Secured loans carry a smaller risk for lenders for the sole fact that they use what is called collateral. In case the borrower defaults on the loan, which is to say that they failed to make a paymenton time, the borrower can seize the collateral. Examples of proper collateral might include land or a house. So long as the item is of value, it can normally be used to get an attractive loan.
On the other side of asecured loan would be the unsecured loan. Unsecured loans work in much the same way, although they do not feature any type of collateral. The lack of collateral commonly increases interest rates for consumers. Consumers with faultless credit scores may be able to get by without much effect, but those with basic or bad scores will have more of an increase in their interest rates as a result.
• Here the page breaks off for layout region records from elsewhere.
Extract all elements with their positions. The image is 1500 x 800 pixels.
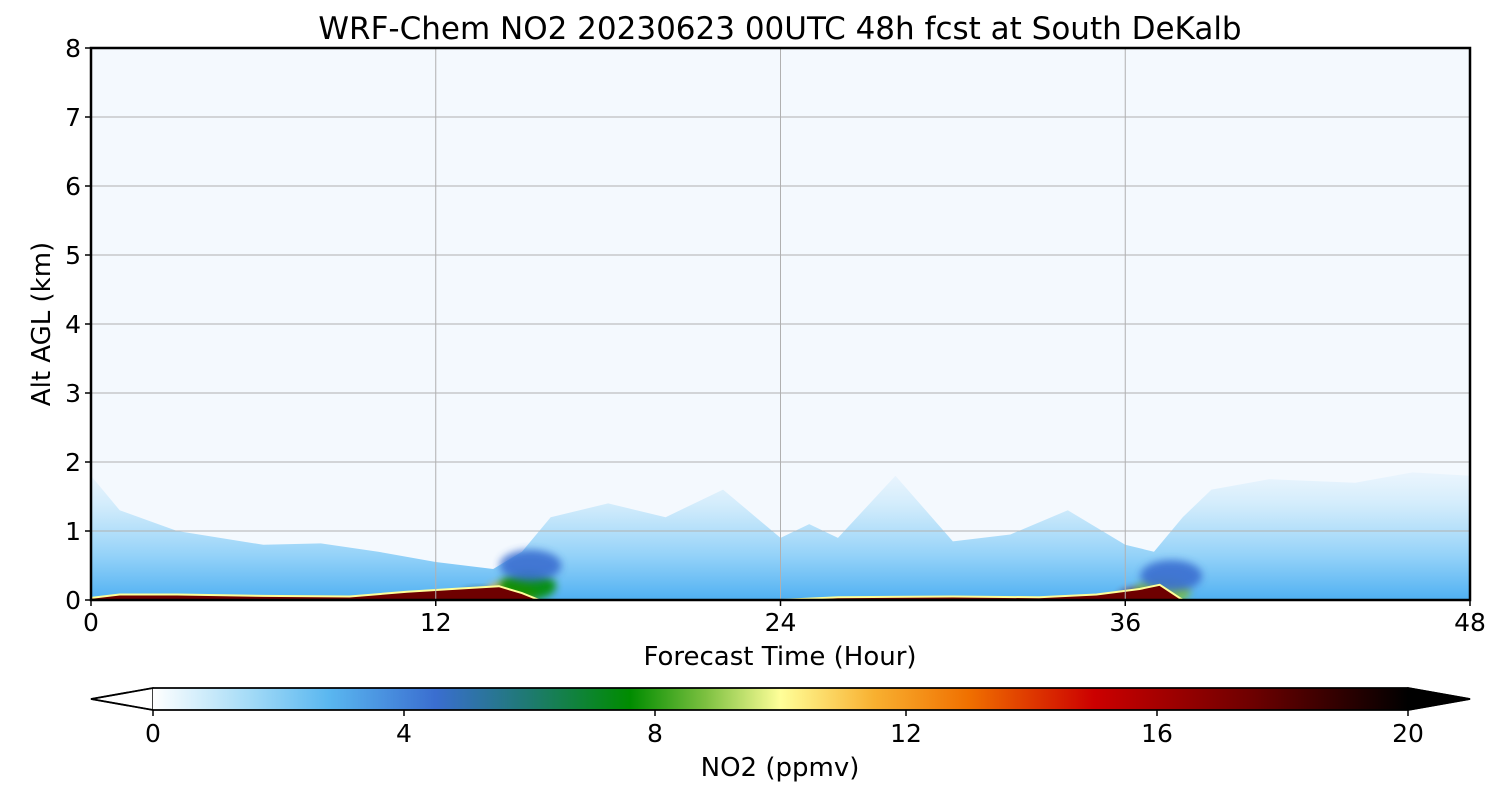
colorbar-extend-high [1407, 687, 1471, 711]
colorbar-tick-label-4: 16 [1141, 719, 1173, 748]
y-tick-label-2: 2 [65, 448, 81, 477]
colorbar-extend-low [90, 687, 154, 711]
y-tick-label-8: 8 [65, 34, 81, 63]
colorbar-tick-label-3: 12 [890, 719, 922, 748]
colorbar-label: NO2 (ppmv) [701, 753, 860, 783]
x-axis-ticks: 0 12 24 36 48 [83, 600, 1486, 637]
y-tick-label-5: 5 [65, 241, 81, 270]
colorbar-tick-label-2: 8 [647, 719, 663, 748]
y-tick-label-6: 6 [65, 172, 81, 201]
x-tick-label-3: 36 [1109, 608, 1141, 637]
colorbar-tick-label-0: 0 [145, 719, 161, 748]
y-tick-label-3: 3 [65, 379, 81, 408]
y-tick-label-4: 4 [65, 310, 81, 339]
x-tick-label-0: 0 [83, 608, 99, 637]
grid-lines [91, 48, 1470, 600]
x-axis-label: Forecast Time (Hour) [643, 642, 916, 672]
chart-title: WRF-Chem NO2 20230623 00UTC 48h fcst at … [318, 11, 1241, 47]
no2-hotspot-3 [499, 549, 562, 582]
x-tick-label-2: 24 [765, 608, 797, 637]
colorbar: 0 4 8 12 16 20 NO2 (ppmv) [90, 687, 1471, 783]
colorbar-tick-label-5: 20 [1392, 719, 1424, 748]
y-tick-label-7: 7 [65, 103, 81, 132]
y-tick-label-1: 1 [65, 517, 81, 546]
x-tick-label-4: 48 [1454, 608, 1486, 637]
colorbar-body [153, 688, 1408, 710]
colorbar-ticks: 0 4 8 12 16 20 [145, 710, 1424, 748]
y-axis-label: Alt AGL (km) [27, 242, 57, 406]
colorbar-tick-label-1: 4 [396, 719, 412, 748]
no2-hotspot-6 [1140, 560, 1203, 592]
y-tick-label-0: 0 [65, 586, 81, 615]
x-tick-label-1: 12 [420, 608, 452, 637]
y-axis-ticks: 0 1 2 3 4 5 6 7 8 [65, 34, 91, 615]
Therefore, unsecured loans are less liked.
Consumers won't always be able to have some form of collateral to offer. While some may have a house, losing it would primarily put them in a sticky situation. In such cases, they are still able to obtain a secured loan at select lenders by offering their savings account as a form of collateral. In the event of the consumer failing to make payments, the savings account funds are frozen- although it will still continue to collect interest. The funds become unfrozen as soon as the borrower resumes payments owed to the lender.
There are two possible outcomes when a borrower can't complete a payment on time: foreclosure or repossession. Each case basically describes the process of the consumer losing their collateral offered to the lender. In the case of foreclosing, the consumer loses their home or property- which is in general auctioned off for lenders to reclaim lost money. In the case of repossession, the consumer would lose actual goods such as a house, that would all depend on what was offered as viable collateral.
Secured loans may look good on paper, but in reality, they should only be obtained if consumers are completely confident they can pay it off according to the terms of agreement. Debt in any form can be a daunting thing- so staying far away from it would be a good suggestion for any consumer. Also, not being completely certain if one can pay a loan back or not can ruin their credit score- which can have profound effects for up to 10 years after such incidents.
Final Thoughts
In the end, the secured loan is a good option for anyone in need of money. Where possible, it's best to stay away from loans altogether so as to decrease risk or debts. But life isn't always as forgiving, and when the time comes, knowing what to expect from the average secured loan will do wonders for those in need of a loan.
Mark Dawson writes for the Loan Arrangers. Where visitors can compare loans online, and apply for the best rate secured loans and the cheapest debt consolidation loans available to them.